Das Meldeversäumnis ist dem Kläger subjektiv vorwerfbar. Die subjektive Vorwerfbarkeit des Verhaltens ist als ungeschriebenes Tatbestandsmerkmal zu prüfen (vgl. BSG vom 9.11.2010, B4 AS 27/10 R, Rn. 28). Dabei ist ein fahrlässiges Verhalten ausreichend (vgl. Bay. LSG vom 17.2.2016, L 7 AS 776/15 NZB). Auf eine Absicht kommt es nicht an. Der Kläger hat den Termin schuldhaft versäumt, indem er keine Vorkehrungen getroffen hat, um den Termin einzuhalten. Jedenfalls hat der Kläger hierzu nichts vorgetragen.

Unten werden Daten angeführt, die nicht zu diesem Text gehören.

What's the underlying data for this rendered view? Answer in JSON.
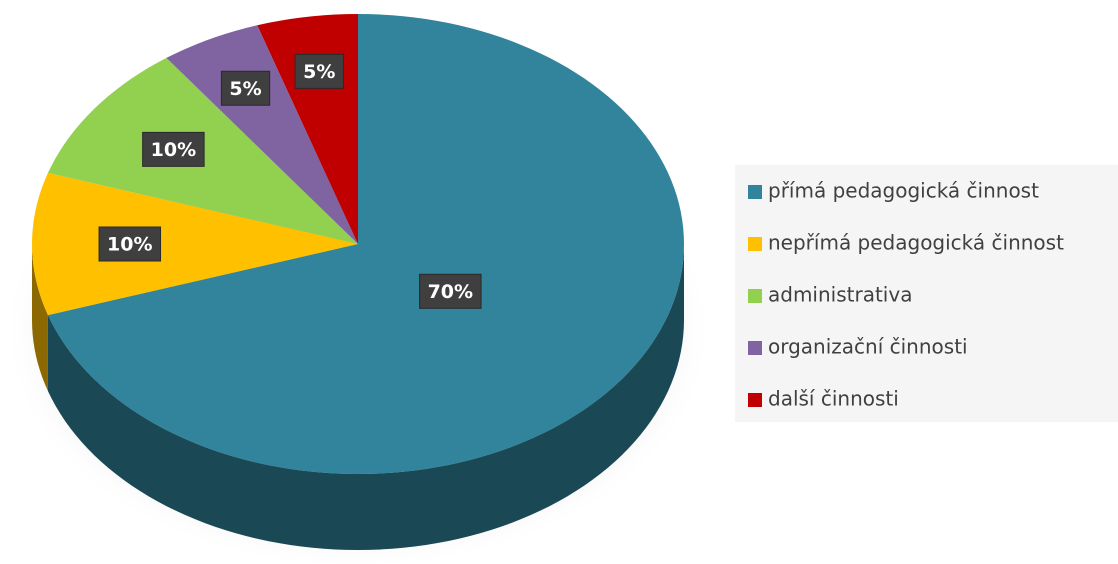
{
  "chart_data": {
    "type": "pie",
    "categories": [
      "přímá pedagogická činnost",
      "nepřímá pedagogická činnost",
      "administrativa",
      "organizační činnosti",
      "další činnosti"
    ],
    "values": [
      70,
      10,
      10,
      5,
      5
    ],
    "value_labels": [
      "70%",
      "10%",
      "10%",
      "5%",
      "5%"
    ],
    "colors": [
      "#31849b",
      "#ffc000",
      "#92d050",
      "#8064a2",
      "#c00000"
    ],
    "legend": "right"
  }
}
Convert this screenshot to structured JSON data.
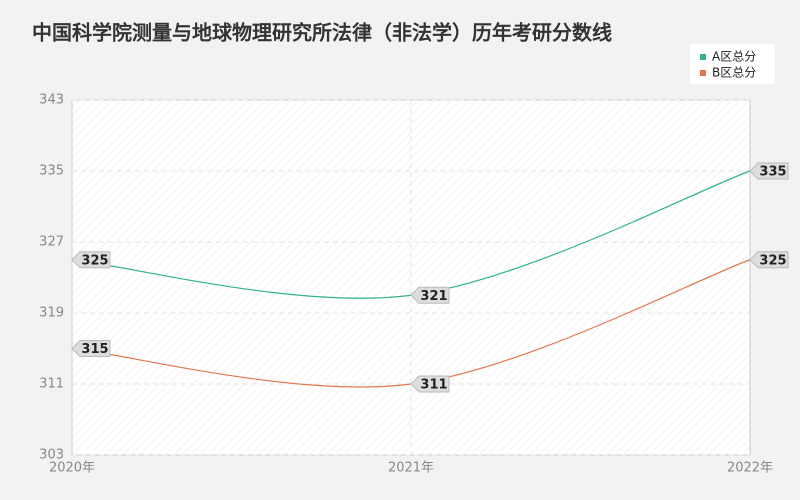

Damit hat er die erforderliche Sorgfalt außer Acht gelassen, die auch von ihm mit seinen beruflichen Vorkenntnissen im Geschäftsverkehr als gelernter Verkäufer erwartbar war.

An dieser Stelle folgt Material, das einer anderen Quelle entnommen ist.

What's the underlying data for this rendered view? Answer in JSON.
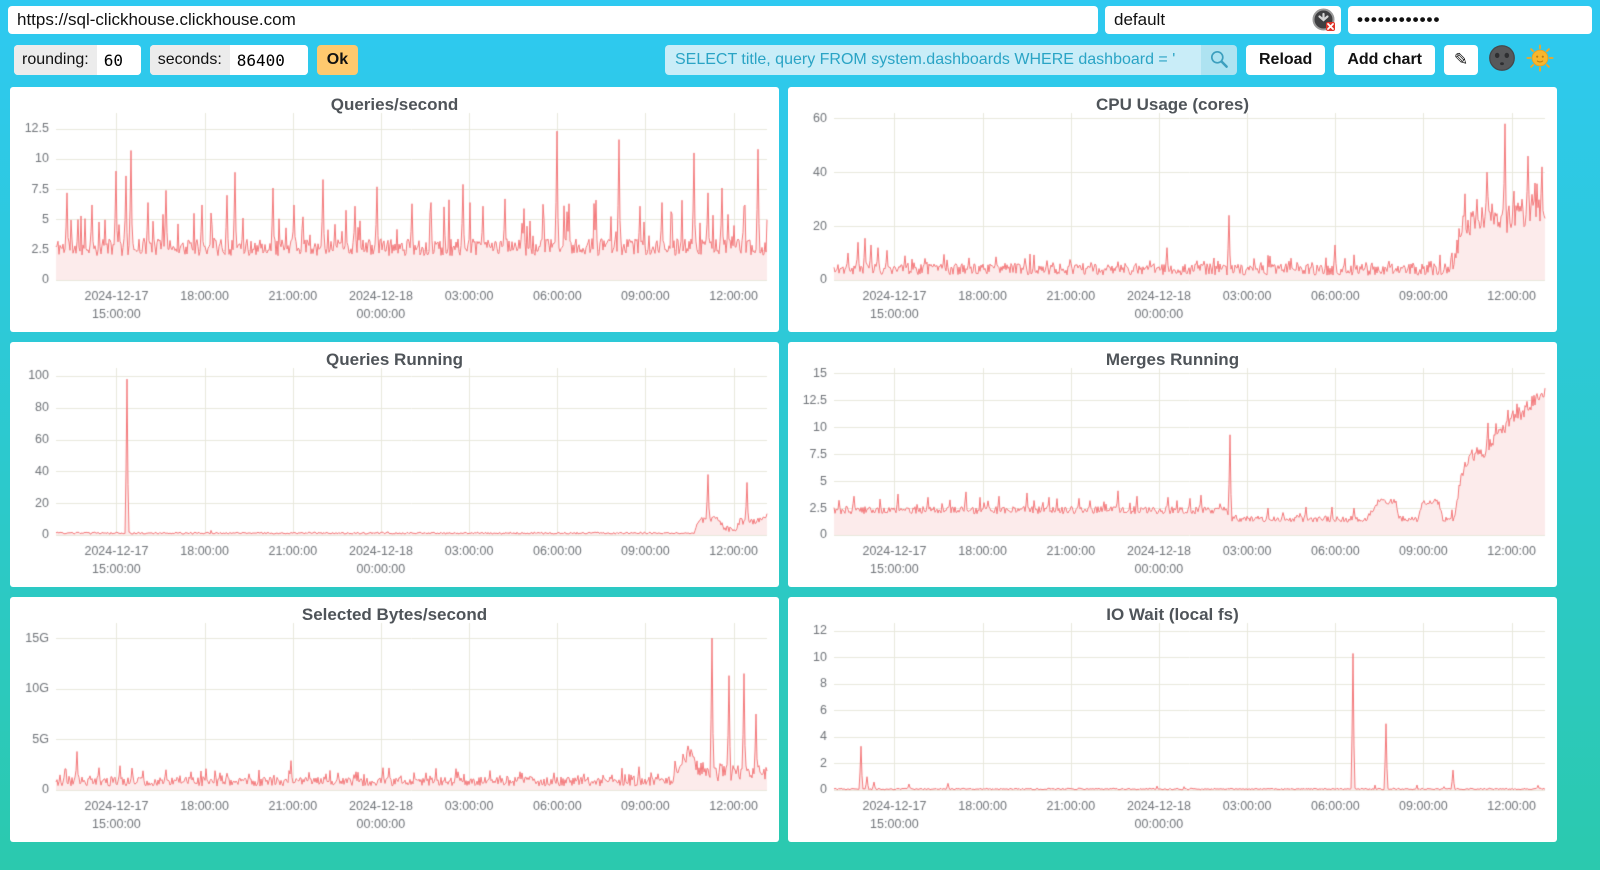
{
  "connection": {
    "url": "https://sql-clickhouse.clickhouse.com",
    "user": "default",
    "password_masked": "••••••••••••"
  },
  "controls": {
    "rounding_label": "rounding:",
    "rounding_value": "60",
    "seconds_label": "seconds:",
    "seconds_value": "86400",
    "ok_label": "Ok",
    "query_value": "SELECT title, query FROM system.dashboards WHERE dashboard = '",
    "reload_label": "Reload",
    "add_chart_label": "Add chart",
    "edit_icon": "✎"
  },
  "colors": {
    "line": "#f3797b",
    "fill": "#fcebeb",
    "grid": "#e8e8dc",
    "axis_text": "#71757a",
    "title_text": "#4f5459",
    "accent_ok": "#ffc96e",
    "query_bg": "#c9edf8",
    "query_text": "#2aa4c5"
  },
  "time_axis": {
    "fracs": [
      0.085,
      0.209,
      0.333,
      0.457,
      0.581,
      0.705,
      0.829,
      0.953
    ],
    "ticks": [
      {
        "line1": "2024-12-17",
        "line2": "15:00:00"
      },
      {
        "line1": "18:00:00"
      },
      {
        "line1": "21:00:00"
      },
      {
        "line1": "2024-12-18",
        "line2": "00:00:00"
      },
      {
        "line1": "03:00:00"
      },
      {
        "line1": "06:00:00"
      },
      {
        "line1": "09:00:00"
      },
      {
        "line1": "12:00:00"
      }
    ]
  },
  "charts": [
    {
      "title": "Queries/second",
      "chart_data": {
        "type": "area",
        "ylim": [
          0,
          13.8
        ],
        "ytick_values": [
          0,
          2.5,
          5,
          7.5,
          10,
          12.5
        ],
        "ytick_labels": [
          "0",
          "2.5",
          "5",
          "7.5",
          "10",
          "12.5"
        ],
        "baseline_env": [
          [
            0,
            2.5
          ],
          [
            1,
            2.5
          ]
        ],
        "noise_env": [
          [
            0,
            0.7
          ],
          [
            1,
            0.7
          ]
        ],
        "extra_spike_prob": 0.1,
        "extra_spike_amp": 3.5,
        "spikes": [
          [
            0.015,
            7.2
          ],
          [
            0.05,
            6.2
          ],
          [
            0.085,
            9.0
          ],
          [
            0.098,
            8.6
          ],
          [
            0.105,
            10.7
          ],
          [
            0.13,
            6.4
          ],
          [
            0.155,
            7.4
          ],
          [
            0.205,
            6.2
          ],
          [
            0.24,
            7.0
          ],
          [
            0.252,
            8.9
          ],
          [
            0.305,
            7.6
          ],
          [
            0.335,
            6.2
          ],
          [
            0.375,
            8.3
          ],
          [
            0.42,
            6.1
          ],
          [
            0.452,
            7.7
          ],
          [
            0.5,
            6.3
          ],
          [
            0.527,
            6.4
          ],
          [
            0.572,
            7.9
          ],
          [
            0.6,
            6.1
          ],
          [
            0.632,
            6.7
          ],
          [
            0.658,
            5.9
          ],
          [
            0.705,
            12.3
          ],
          [
            0.722,
            6.3
          ],
          [
            0.76,
            6.6
          ],
          [
            0.792,
            11.6
          ],
          [
            0.822,
            6.1
          ],
          [
            0.852,
            6.4
          ],
          [
            0.897,
            10.5
          ],
          [
            0.917,
            7.2
          ],
          [
            0.937,
            7.6
          ],
          [
            0.967,
            6.1
          ],
          [
            0.988,
            10.8
          ]
        ],
        "seed": 11
      }
    },
    {
      "title": "CPU Usage (cores)",
      "chart_data": {
        "type": "area",
        "ylim": [
          0,
          62
        ],
        "ytick_values": [
          0,
          20,
          40,
          60
        ],
        "ytick_labels": [
          "0",
          "20",
          "40",
          "60"
        ],
        "baseline_env": [
          [
            0,
            3.5
          ],
          [
            0.86,
            3.2
          ],
          [
            0.872,
            6
          ],
          [
            0.882,
            17
          ],
          [
            0.9,
            20
          ],
          [
            0.93,
            22
          ],
          [
            0.955,
            20
          ],
          [
            0.975,
            24
          ],
          [
            1,
            26
          ]
        ],
        "noise_env": [
          [
            0,
            2.2
          ],
          [
            0.86,
            2.2
          ],
          [
            0.885,
            5
          ],
          [
            1,
            6
          ]
        ],
        "extra_spike_prob": 0.07,
        "extra_spike_amp": 4.5,
        "spikes": [
          [
            0.02,
            10
          ],
          [
            0.034,
            14
          ],
          [
            0.044,
            15.5
          ],
          [
            0.052,
            13
          ],
          [
            0.062,
            12
          ],
          [
            0.075,
            11
          ],
          [
            0.1,
            9
          ],
          [
            0.128,
            8
          ],
          [
            0.155,
            9.5
          ],
          [
            0.19,
            8.2
          ],
          [
            0.228,
            8.6
          ],
          [
            0.268,
            8
          ],
          [
            0.3,
            7.2
          ],
          [
            0.332,
            7.6
          ],
          [
            0.362,
            6.5
          ],
          [
            0.4,
            6.8
          ],
          [
            0.444,
            7.2
          ],
          [
            0.468,
            12
          ],
          [
            0.52,
            7
          ],
          [
            0.556,
            24
          ],
          [
            0.6,
            6.5
          ],
          [
            0.64,
            7
          ],
          [
            0.672,
            6.5
          ],
          [
            0.705,
            13
          ],
          [
            0.748,
            6.5
          ],
          [
            0.78,
            7
          ],
          [
            0.815,
            6.3
          ],
          [
            0.84,
            7
          ],
          [
            0.888,
            32
          ],
          [
            0.905,
            30
          ],
          [
            0.918,
            40
          ],
          [
            0.944,
            58
          ],
          [
            0.956,
            33
          ],
          [
            0.968,
            30
          ],
          [
            0.976,
            46
          ],
          [
            0.986,
            36
          ],
          [
            0.996,
            42
          ]
        ],
        "seed": 22
      }
    },
    {
      "title": "Queries Running",
      "chart_data": {
        "type": "area",
        "ylim": [
          0,
          105
        ],
        "ytick_values": [
          0,
          20,
          40,
          60,
          80,
          100
        ],
        "ytick_labels": [
          "0",
          "20",
          "40",
          "60",
          "80",
          "100"
        ],
        "baseline_env": [
          [
            0,
            1
          ],
          [
            0.897,
            1
          ],
          [
            0.903,
            8
          ],
          [
            0.917,
            10
          ],
          [
            0.933,
            9
          ],
          [
            0.94,
            3.5
          ],
          [
            0.956,
            3.5
          ],
          [
            0.962,
            8
          ],
          [
            0.985,
            8
          ],
          [
            1,
            12
          ]
        ],
        "noise_env": [
          [
            0,
            0.6
          ],
          [
            0.895,
            0.6
          ],
          [
            0.905,
            2
          ],
          [
            1,
            2
          ]
        ],
        "extra_spike_prob": 0.02,
        "extra_spike_amp": 1.2,
        "spikes": [
          [
            0.1,
            98
          ],
          [
            0.917,
            38
          ],
          [
            0.972,
            33
          ]
        ],
        "seed": 33
      }
    },
    {
      "title": "Merges Running",
      "chart_data": {
        "type": "area",
        "ylim": [
          0,
          15.5
        ],
        "ytick_values": [
          0,
          2.5,
          5,
          7.5,
          10,
          12.5,
          15
        ],
        "ytick_labels": [
          "0",
          "2.5",
          "5",
          "7.5",
          "10",
          "12.5",
          "15"
        ],
        "baseline_env": [
          [
            0,
            2.2
          ],
          [
            0.55,
            2.2
          ],
          [
            0.56,
            1.4
          ],
          [
            0.75,
            1.4
          ],
          [
            0.765,
            3
          ],
          [
            0.79,
            3
          ],
          [
            0.795,
            1.4
          ],
          [
            0.822,
            1.4
          ],
          [
            0.828,
            3
          ],
          [
            0.85,
            3
          ],
          [
            0.856,
            1.4
          ],
          [
            0.872,
            1.4
          ],
          [
            0.882,
            5.2
          ],
          [
            0.895,
            7.4
          ],
          [
            0.912,
            7.2
          ],
          [
            0.928,
            8.8
          ],
          [
            0.945,
            9.6
          ],
          [
            0.958,
            11
          ],
          [
            0.972,
            11.3
          ],
          [
            0.985,
            12.2
          ],
          [
            1,
            12.9
          ]
        ],
        "noise_env": [
          [
            0,
            0.35
          ],
          [
            0.55,
            0.35
          ],
          [
            0.56,
            0.28
          ],
          [
            0.87,
            0.28
          ],
          [
            0.89,
            0.7
          ],
          [
            1,
            0.7
          ]
        ],
        "extra_spike_prob": 0.05,
        "extra_spike_amp": 1.1,
        "spikes": [
          [
            0.028,
            3.6
          ],
          [
            0.09,
            3.8
          ],
          [
            0.132,
            3.5
          ],
          [
            0.185,
            4.0
          ],
          [
            0.232,
            3.6
          ],
          [
            0.272,
            3.9
          ],
          [
            0.302,
            3.5
          ],
          [
            0.345,
            3.4
          ],
          [
            0.4,
            4.1
          ],
          [
            0.426,
            3.6
          ],
          [
            0.47,
            3.5
          ],
          [
            0.5,
            3.4
          ],
          [
            0.516,
            3.7
          ],
          [
            0.557,
            9.3
          ],
          [
            0.61,
            2.5
          ],
          [
            0.664,
            2.6
          ],
          [
            0.7,
            2.6
          ],
          [
            0.732,
            2.5
          ],
          [
            0.92,
            10.4
          ],
          [
            0.948,
            11.6
          ],
          [
            0.975,
            12.4
          ],
          [
            0.995,
            13.1
          ]
        ],
        "seed": 44
      }
    },
    {
      "title": "Selected Bytes/second",
      "chart_data": {
        "type": "area",
        "ylim": [
          0,
          16.5
        ],
        "unit": "G",
        "ytick_values": [
          0,
          5,
          10,
          15
        ],
        "ytick_labels": [
          "0",
          "5G",
          "10G",
          "15G"
        ],
        "baseline_env": [
          [
            0,
            0.7
          ],
          [
            0.868,
            0.7
          ],
          [
            0.878,
            2.6
          ],
          [
            0.888,
            3.4
          ],
          [
            0.9,
            2.2
          ],
          [
            0.915,
            1.8
          ],
          [
            0.93,
            1.5
          ],
          [
            1,
            1.4
          ]
        ],
        "noise_env": [
          [
            0,
            0.45
          ],
          [
            0.868,
            0.45
          ],
          [
            0.88,
            1.0
          ],
          [
            1,
            0.8
          ]
        ],
        "extra_spike_prob": 0.1,
        "extra_spike_amp": 1.1,
        "spikes": [
          [
            0.012,
            2.1
          ],
          [
            0.03,
            3.8
          ],
          [
            0.06,
            2.2
          ],
          [
            0.09,
            2.4
          ],
          [
            0.122,
            1.9
          ],
          [
            0.155,
            2.0
          ],
          [
            0.19,
            1.8
          ],
          [
            0.23,
            1.7
          ],
          [
            0.272,
            1.6
          ],
          [
            0.33,
            2.9
          ],
          [
            0.38,
            1.6
          ],
          [
            0.422,
            1.8
          ],
          [
            0.46,
            2.2
          ],
          [
            0.52,
            1.7
          ],
          [
            0.565,
            1.8
          ],
          [
            0.61,
            1.6
          ],
          [
            0.652,
            1.8
          ],
          [
            0.7,
            1.7
          ],
          [
            0.742,
            1.6
          ],
          [
            0.782,
            1.5
          ],
          [
            0.82,
            2.3
          ],
          [
            0.846,
            1.6
          ],
          [
            0.922,
            15.0
          ],
          [
            0.946,
            11.3
          ],
          [
            0.968,
            11.5
          ],
          [
            0.985,
            7.5
          ]
        ],
        "seed": 55
      }
    },
    {
      "title": "IO Wait (local fs)",
      "chart_data": {
        "type": "area",
        "ylim": [
          0,
          12.6
        ],
        "ytick_values": [
          0,
          2,
          4,
          6,
          8,
          10,
          12
        ],
        "ytick_labels": [
          "0",
          "2",
          "4",
          "6",
          "8",
          "10",
          "12"
        ],
        "baseline_env": [
          [
            0,
            0.06
          ],
          [
            1,
            0.06
          ]
        ],
        "noise_env": [
          [
            0,
            0.06
          ],
          [
            1,
            0.06
          ]
        ],
        "extra_spike_prob": 0.015,
        "extra_spike_amp": 0.3,
        "spikes": [
          [
            0.038,
            3.3
          ],
          [
            0.046,
            1.0
          ],
          [
            0.056,
            0.6
          ],
          [
            0.105,
            0.45
          ],
          [
            0.16,
            0.5
          ],
          [
            0.73,
            10.3
          ],
          [
            0.776,
            5.0
          ],
          [
            0.87,
            1.5
          ],
          [
            0.99,
            0.35
          ]
        ],
        "seed": 66
      }
    }
  ]
}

Die Meldeaufforderung enthielt eine ordnungsgemäße Rechtsfolgenbelehrung bei Nichterscheinen zum ärztlichen Untersuchungstermin (vgl. BSG vom 16.12.2008, B 4 AS 60/07 R). Sie informierte konkret, einzelfallbezogen, verständlich, richtig und vollständig über die Folgen des Nichterscheinens zum Untersuchungstermin.
Nach § 32 Abs. 2 i.V.m. § 31b Abs. 1 Satz 1 SGB II tritt die Minderung in den Monaten Juni bis August 2013 ein. Der Sanktionsbescheid wurde im Mai dem Kläger bekanntgegeben.
Die Sanktionen aufgrund des Bescheides vom 18.4.2013 und vom 22.5.2013 führen zu einer Kumulation auf 20% in den Monaten Juni und Juli 2013. Nach § 32 Abs. 2 SGB II wird lediglich § 31 a Abs. 3 und § 31b SGB II in Bezug genommen, nicht dagegen § 31a Abs. 1 Satz 4 SGB II. Folglich ist es möglich, Sanktionen für identische Zeiträume durch voneinander unabhängige Sanktionsbescheide festzustellen (vgl. BSG vom 29.4.2015, B 14 AS 19/14 R, Rn 41).
Verfassungsrechtliche Bedenken gegen Sanktionen nach §§ 31a, 32 SGB II bestehen nicht. Auch das BSG hat in seiner Entscheidung vom 29.4.2015, B 14 AS 19/14 R, Rn 50 ff. keine durchgreifenden Bedenken hierzu geäußert. Die Vorlage des SG Gotha vom 26.5.2015 wurde vom BVerfG als unzulässig abgelehnt (BVerfG vom 6.5.2016, 1 BvL 7/15). Das SG Gotha hat zwar erneut eine Vorlage zum BVerfG gemacht (Beschluss vom 2.8.2016, S 15 AS 5157/14), jedoch teilt der Senat dessen Bedenken im Hinblick auf die höchstrichterliche Rechtsprechung des BSG nicht.
Die Kostenentscheidung beruht auf § 193 SGG.
Gründe für die Zulassung der Revision im Sinne von § 160 Abs. 2 SGG sind im Hinblick auf die Entscheidung des BSG vom 29.4.2015, B 14 AS 19/14 R, nicht ersichtlich.